Hackers may leave a trail of evidence in the code but will often spoof that evidence. One convincing way is to leave code from known hacking organizations in malware or more often, do the same but to an innocent third party. Not good.

To make this act all the less effective, the right to bare virtual arms and use them is only good inside the United States. This is a deal breaker. Most attacks come from abroad and even those that don’t are often routed through servers that come from overseas.

Then there are the requirements- before you fire back, you must alert the National Cyber Investigative Joint Task Force (NCIJTF). Maybe they’ll want to review and weigh other options before allowing action to be taken. Great. Now that you’ve seen the basement, let me show you the cellar.

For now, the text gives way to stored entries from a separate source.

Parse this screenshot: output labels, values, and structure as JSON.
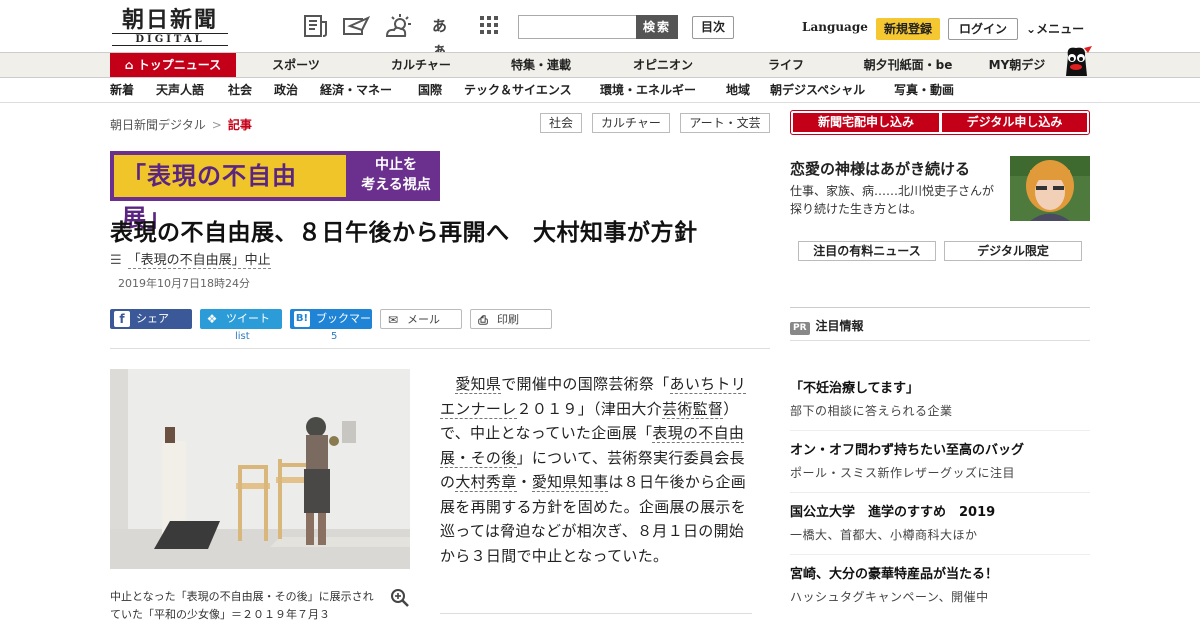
{
  "header": {
    "logo_jp": "朝日新聞",
    "logo_en": "DIGITAL",
    "icons": [
      "newspaper-icon",
      "paper-plane-icon",
      "weather-icon",
      "font-size-icon",
      "grid-menu-icon"
    ],
    "font_size_label": "あぁ",
    "search_placeholder": "",
    "search_label": "検索",
    "toc_label": "目次",
    "language_label": "Language",
    "register_label": "新規登録",
    "login_label": "ログイン",
    "menu_label": "メニュー"
  },
  "nav_main": [
    "トップニュース",
    "スポーツ",
    "カルチャー",
    "特集・連載",
    "オピニオン",
    "ライフ",
    "朝夕刊紙面・be",
    "MY朝デジ"
  ],
  "nav_sub": [
    "新着",
    "天声人語",
    "社会",
    "政治",
    "経済・マネー",
    "国際",
    "テック＆サイエンス",
    "環境・エネルギー",
    "地域",
    "朝デジスペシャル",
    "写真・動画"
  ],
  "breadcrumb": {
    "home": "朝日新聞デジタル",
    "current": "記事"
  },
  "tags": [
    "社会",
    "カルチャー",
    "アート・文芸"
  ],
  "banner": {
    "title": "表現の不自由展",
    "sub_line1": "中止を",
    "sub_line2": "考える視点"
  },
  "article": {
    "headline": "表現の不自由展、８日午後から再開へ　大村知事が方針",
    "series_link": "「表現の不自由展」中止",
    "date": "2019年10月7日18時24分",
    "share": {
      "facebook": "シェア",
      "twitter": "ツイート",
      "twitter_count": "list",
      "hatena": "ブックマーク",
      "hatena_count": "5",
      "mail": "メール",
      "print": "印刷"
    },
    "caption": "中止となった「表現の不自由展・その後」に展示されていた「平和の少女像」＝２０１９年７月３",
    "body": {
      "p1": "愛知県",
      "p2": "で開催中の国際芸術祭「",
      "p3": "あいちトリエンナーレ",
      "p4": "２０１９」（津田大介",
      "p5": "芸術監督",
      "p6": "）で、中止となっていた企画展「",
      "p7": "表現の不自由展・その後",
      "p8": "」について、芸術祭実行委員会長の",
      "p9": "大村秀章",
      "p10": "・",
      "p11": "愛知県知事",
      "p12": "は８日午後から企画展を再開する方針を固めた。企画展の展示を巡っては脅迫などが相次ぎ、８月１日の開始から３日間で中止となっていた。"
    }
  },
  "sidebar": {
    "cta_newspaper": "新聞宅配申し込み",
    "cta_digital": "デジタル申し込み",
    "promo_title": "恋愛の神様はあがき続ける",
    "promo_desc": "仕事、家族、病……北川悦吏子さんが探り続けた生き方とは。",
    "tab_news": "注目の有料ニュース",
    "tab_digital": "デジタル限定",
    "pr_badge": "PR",
    "pr_heading": "注目情報",
    "pr_items": [
      {
        "title": "「不妊治療してます」",
        "desc": "部下の相談に答えられる企業"
      },
      {
        "title": "オン・オフ問わず持ちたい至高のバッグ",
        "desc": "ポール・スミス新作レザーグッズに注目"
      },
      {
        "title": "国公立大学　進学のすすめ　2019",
        "desc": "一橋大、首都大、小樽商科大ほか"
      },
      {
        "title": "宮崎、大分の豪華特産品が当たる！",
        "desc": "ハッシュタグキャンペーン、開催中"
      }
    ]
  },
  "colors": {
    "accent_red": "#c40018",
    "register_yellow": "#f5c832",
    "banner_purple": "#6b2f8e",
    "banner_yellow": "#f0c52a",
    "facebook": "#3b5998",
    "twitter": "#2c9cd8",
    "hatena": "#1f83d6"
  }
}
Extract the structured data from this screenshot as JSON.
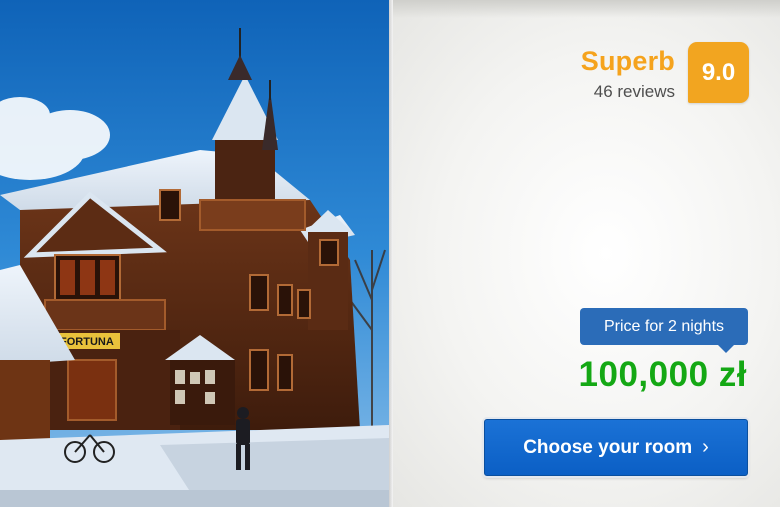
{
  "photo": {
    "shop_sign": "FORTUNA"
  },
  "review": {
    "rating_label": "Superb",
    "review_count": "46 reviews",
    "score": "9.0",
    "accent_color": "#f2a520"
  },
  "price": {
    "tooltip": "Price for 2 nights",
    "amount": "100,000 zł",
    "amount_color": "#14a814",
    "tooltip_color": "#2b6cb8"
  },
  "cta": {
    "label": "Choose your room",
    "icon": "chevron-right-icon",
    "color": "#0b5fc5"
  }
}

Prying into hacking networks may be an obstruction to ongoing investigations and the last thing I want is being brought up on charges of contaminating or tampering with evidence. Then there are the aforementioned limitations against foreign retaliation. The NCIJTF is led by the FBI and the FBI defense review is worried that actions taken by private organizations could effectively trigger our government’s international legal responsibility. Should the government be held liable for some hired guns trying to track down the bad guys, they’re not going to be happy. At all.

Despite these ominous warnings, many companies are wading into international waters and proceeding with the “hack back.” Although they realize it’s illegal, the new passed act makes them braver about breaking the law in the name of justice. Yeah, it’s a hot mess.

Let’s bring this home. One, I should have never invoked the great James Brown. He did not deserve that. Two, companies should be preventing hacks, not going on cyber manhunts. Ransomware, which goes largely unreported, is expensive to small businesses and most hacks are easily avoided. The Equifax breach failed to patch a hole in their software despite a fix being available for months. It was not some high-tech heist I can assure you.

Most companies get the basics wrong and I’m going to double down on cliches, “an ounce of prevention is worth a pound of cure.” Remove Internet access from all hardware that does not require access to it. Patch holes as they come up and maintain sound software hygiene. It’s doable, I swear.

The reality of the hack back is that there are going to be a lot of innocent victims. As fellow security experts have pointed out, the Babylonian code of an “eye for eye,” shall wreak havoc. And as Ghandi pointed out, “an eye for an eye and soon the whole world is blind.”